Talk delivered at the International Conference on Complex Systems
Nashua, New Hampshire
Sept. 21-26, 1997
(session on Measures of Structural Complexity)
A discrete multivariate relation, defined set-theoretically, is a subset of a cartesian product of sets which specify the possible values of a number of variables. Where three or more variables are involved, the highest order relation, namely the relation between all the variables, may or may not be decomposable without loss into sets of lower order relations which involve subsets of the variables. In a completely parallel manner, the highest order relation defined information-theoretically, namely the joint probability distribution involving all the variables, may or may not be decomposed without loss into lower-order distributions involving subsets of the variables. Decomposability analysis, also called "reconstructability analysis," is the specification of the losses suffered by all possible decompositions.

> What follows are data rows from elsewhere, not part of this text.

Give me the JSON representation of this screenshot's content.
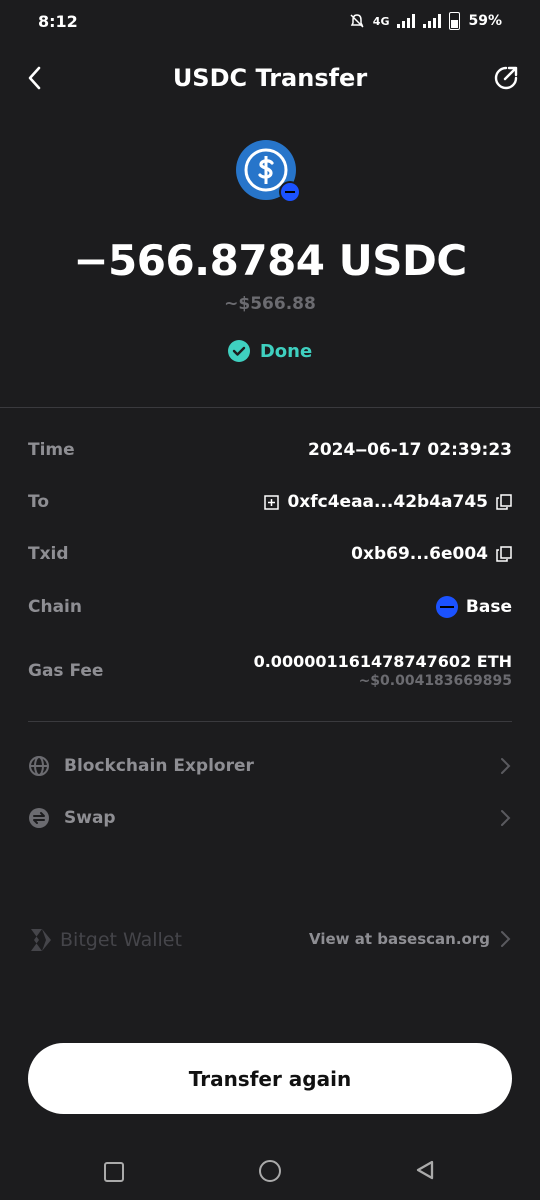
{
  "status_bar": {
    "time": "8:12",
    "network": "4G",
    "battery": "59%"
  },
  "header": {
    "title": "USDC Transfer"
  },
  "transfer": {
    "amount": "−566.8784 USDC",
    "fiat": "~$566.88",
    "status": "Done"
  },
  "details": {
    "time": {
      "label": "Time",
      "value": "2024‒06‑17 02:39:23"
    },
    "to": {
      "label": "To",
      "value": "0xfc4eaa...42b4a745"
    },
    "txid": {
      "label": "Txid",
      "value": "0xb69...6e004"
    },
    "chain": {
      "label": "Chain",
      "value": "Base"
    },
    "gas": {
      "label": "Gas Fee",
      "value": "0.000001161478747602 ETH",
      "fiat": "~$0.004183669895"
    }
  },
  "links": {
    "explorer": "Blockchain Explorer",
    "swap": "Swap"
  },
  "footer": {
    "brand": "Bitget Wallet",
    "view_at": "View at basescan.org"
  },
  "cta": {
    "label": "Transfer again"
  },
  "colors": {
    "background": "#1c1c1e",
    "accent": "#3fd0c0",
    "usdc": "#2775ca",
    "base": "#1b52ff",
    "muted": "#8e8e93"
  }
}
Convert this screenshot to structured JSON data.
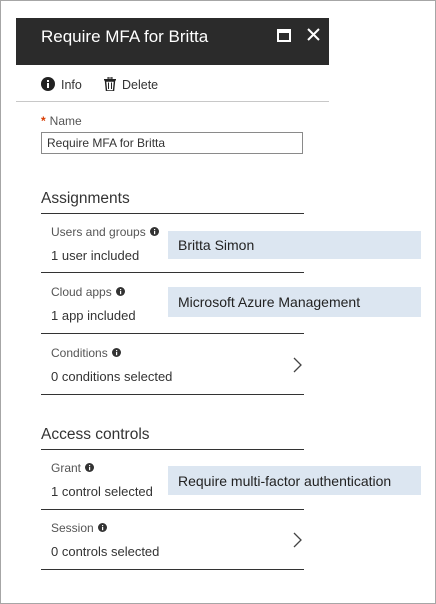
{
  "blade": {
    "title": "Require MFA for Britta",
    "controls": {
      "maximize_icon": "maximize-icon",
      "close_icon": "close-icon"
    }
  },
  "toolbar": {
    "info_label": "Info",
    "delete_label": "Delete"
  },
  "name_field": {
    "required_marker": "*",
    "label": "Name",
    "value": "Require MFA for Britta"
  },
  "assignments": {
    "heading": "Assignments",
    "users_groups": {
      "label": "Users and groups",
      "value": "1 user included"
    },
    "cloud_apps": {
      "label": "Cloud apps",
      "value": "1 app included"
    },
    "conditions": {
      "label": "Conditions",
      "value": "0 conditions selected"
    }
  },
  "access_controls": {
    "heading": "Access controls",
    "grant": {
      "label": "Grant",
      "value": "1 control selected"
    },
    "session": {
      "label": "Session",
      "value": "0 controls selected"
    }
  },
  "callouts": {
    "users": "Britta Simon",
    "apps": "Microsoft Azure Management",
    "grant": "Require multi-factor authentication"
  },
  "colors": {
    "titlebar_bg": "#2b2b2b",
    "required_star": "#d83b01",
    "callout_bg": "#dce6f1"
  }
}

The decomposability of relations, defined either set- or information- theoretically, offers a fundamental approach to the idea of "complexity" and bears on all of the themes prominent in both the new and the old "sciences of complexity." Decomposability analysis gives precise meaning to the idea of structure, i.e., to the interrelationship between a whole and its parts, where these are conceived either statically or dynamically. It specifies the structuring and distribution and the amount of information needed to describe complex systems. It is partially predictive of chaotic versus non-chaotic dynamics in discrete dynamic systems. It provides a framework for characterizing processes of integration and differentiation which are involved in the diachronics of self-organization.